Happy to report that we are doing well. Made it through the office party (at our house) managing our conflict well. I know that one big thing that helped is that I've accepted that my h is just not the direct type. He will be helping me with something and then just disappear in the house for an hour or two. Usually I get unhappy about that, not because he's not helping although I admit that would be nice, but because if I were him I'd say, I need to rest, see you later. It's the sneakiness of disappearing when one has made a commitment to do something that gets to me. But not this time. I didn't skip a beat. I was working and singing and refused to allow any internal grumbling. It was so interesting. After a long while he reappeared like a curious cat. It was absolutely cute!

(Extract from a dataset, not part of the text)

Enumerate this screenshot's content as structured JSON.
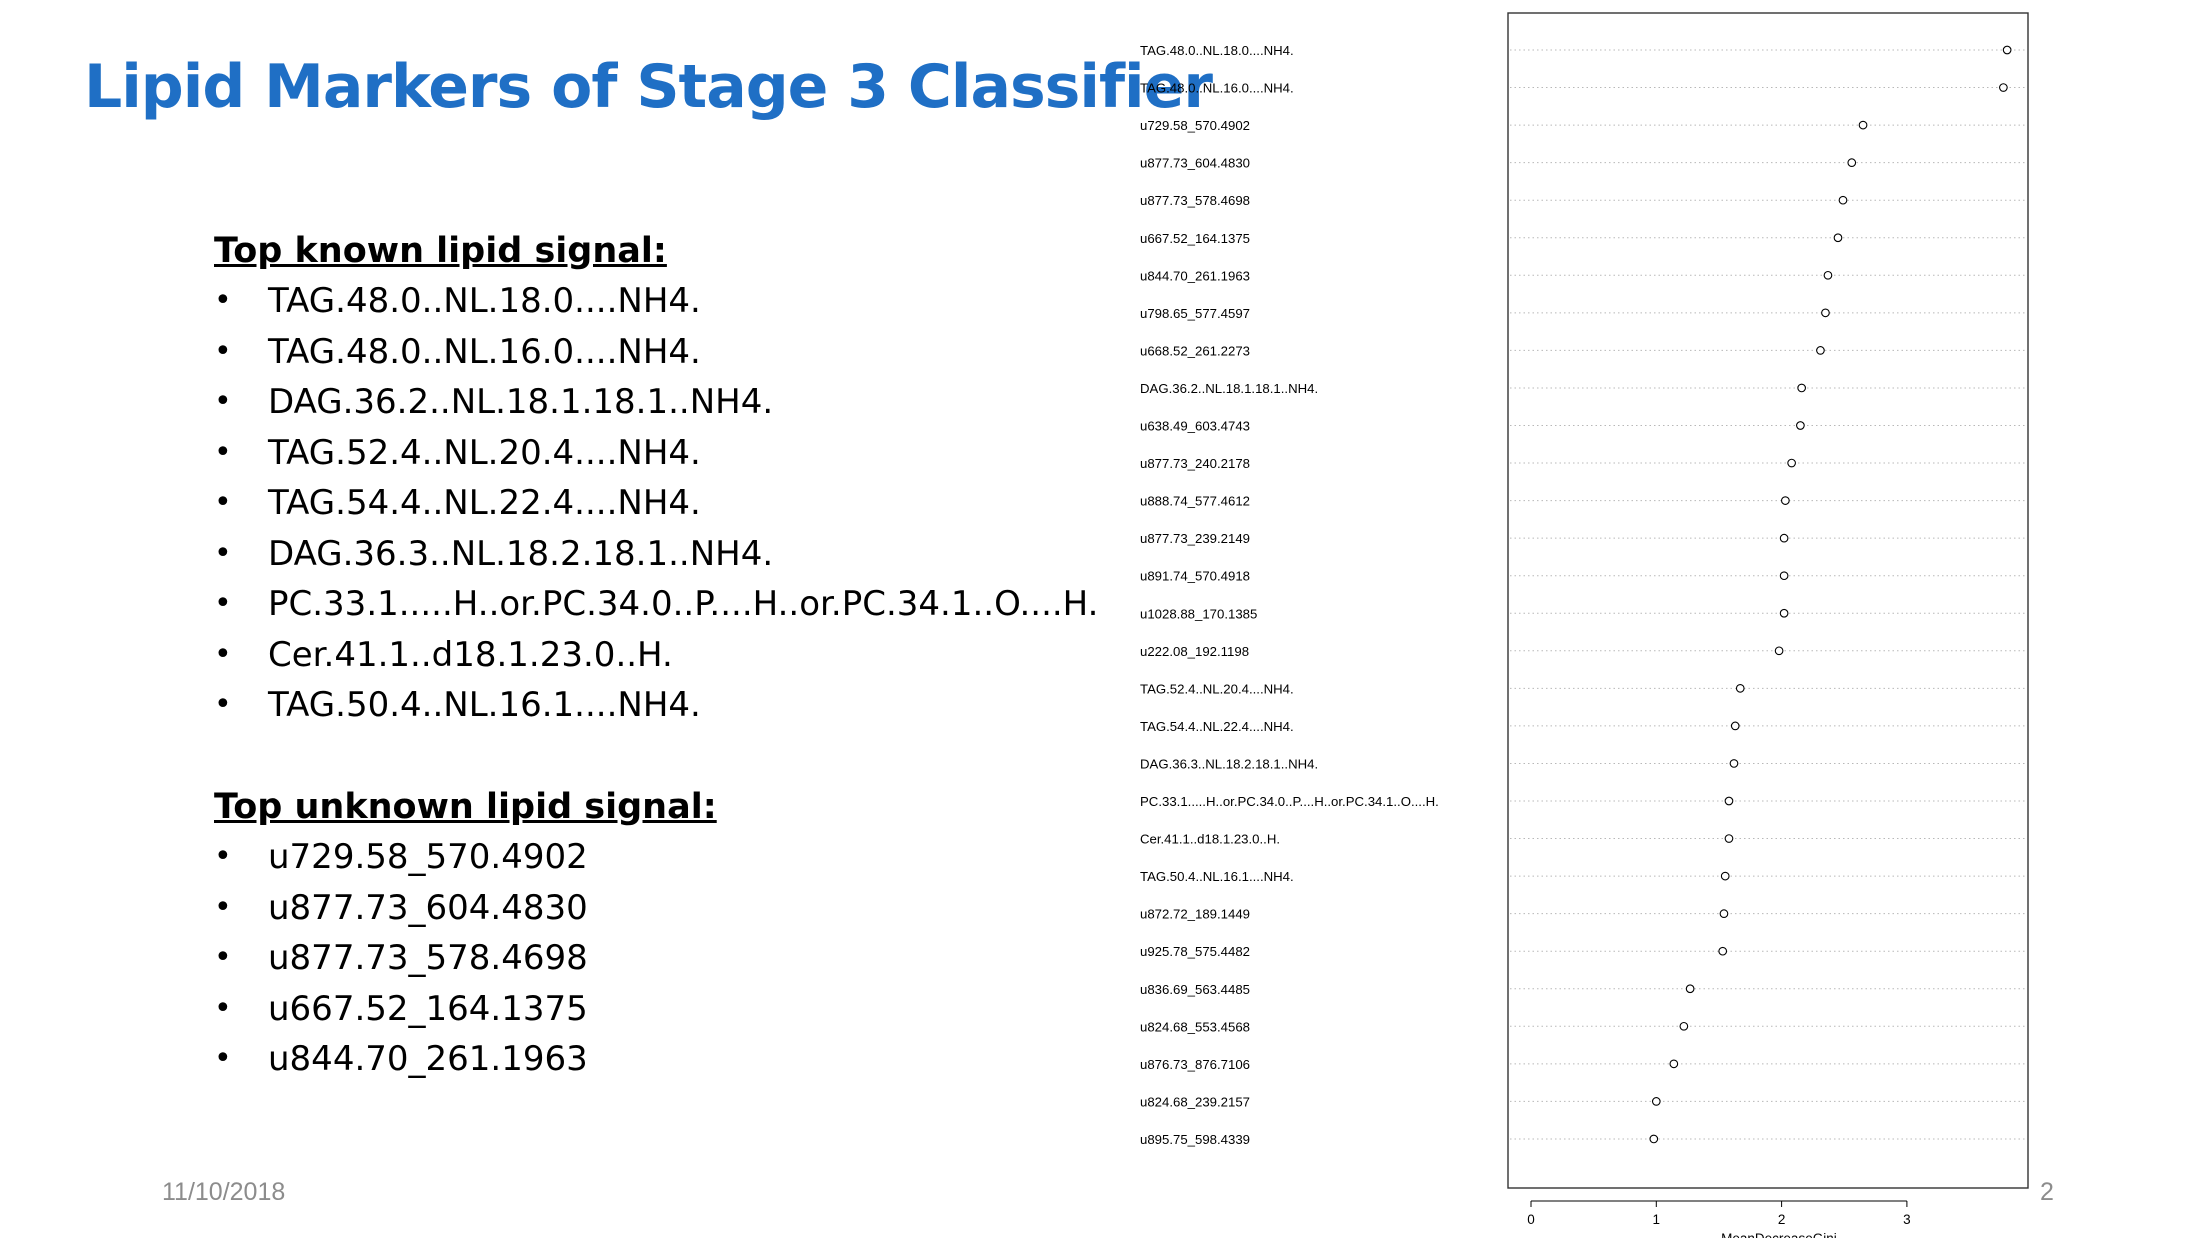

The one minor melt down I had (hey, everybody's life has those) was short lived, I saw what would have been better to do, said so and it was over.
My h complimented me very sweetly in front of the guest of honor and his wife. They are very fit and beauty conscious and have given me disapproving looks about my weight gain. Although I want to loose weight and empathetically wish that for anyone who is overweight, I believe that weightism/sizism is wrong (boy would it take me a long time to write out the explanation for that!). So now although I still like aspects of this couple, I don't feel accepted by them and even when I loose this weight I will not choose them for dearest friends. Perhaps that is part of why I am carrying this weight around--to use my body as a barometer. There has got to be a better way and I am going to find it. Think I'll go looking at the gym .
Any way, it meant a lot to me that my h showed that he loved me in front of this couple. I think I'm learning that love makes it's own way and I have to cooperate. I have learned that many times and undoubtedly will keep doing so. Just hope it keeps sinking in deeper.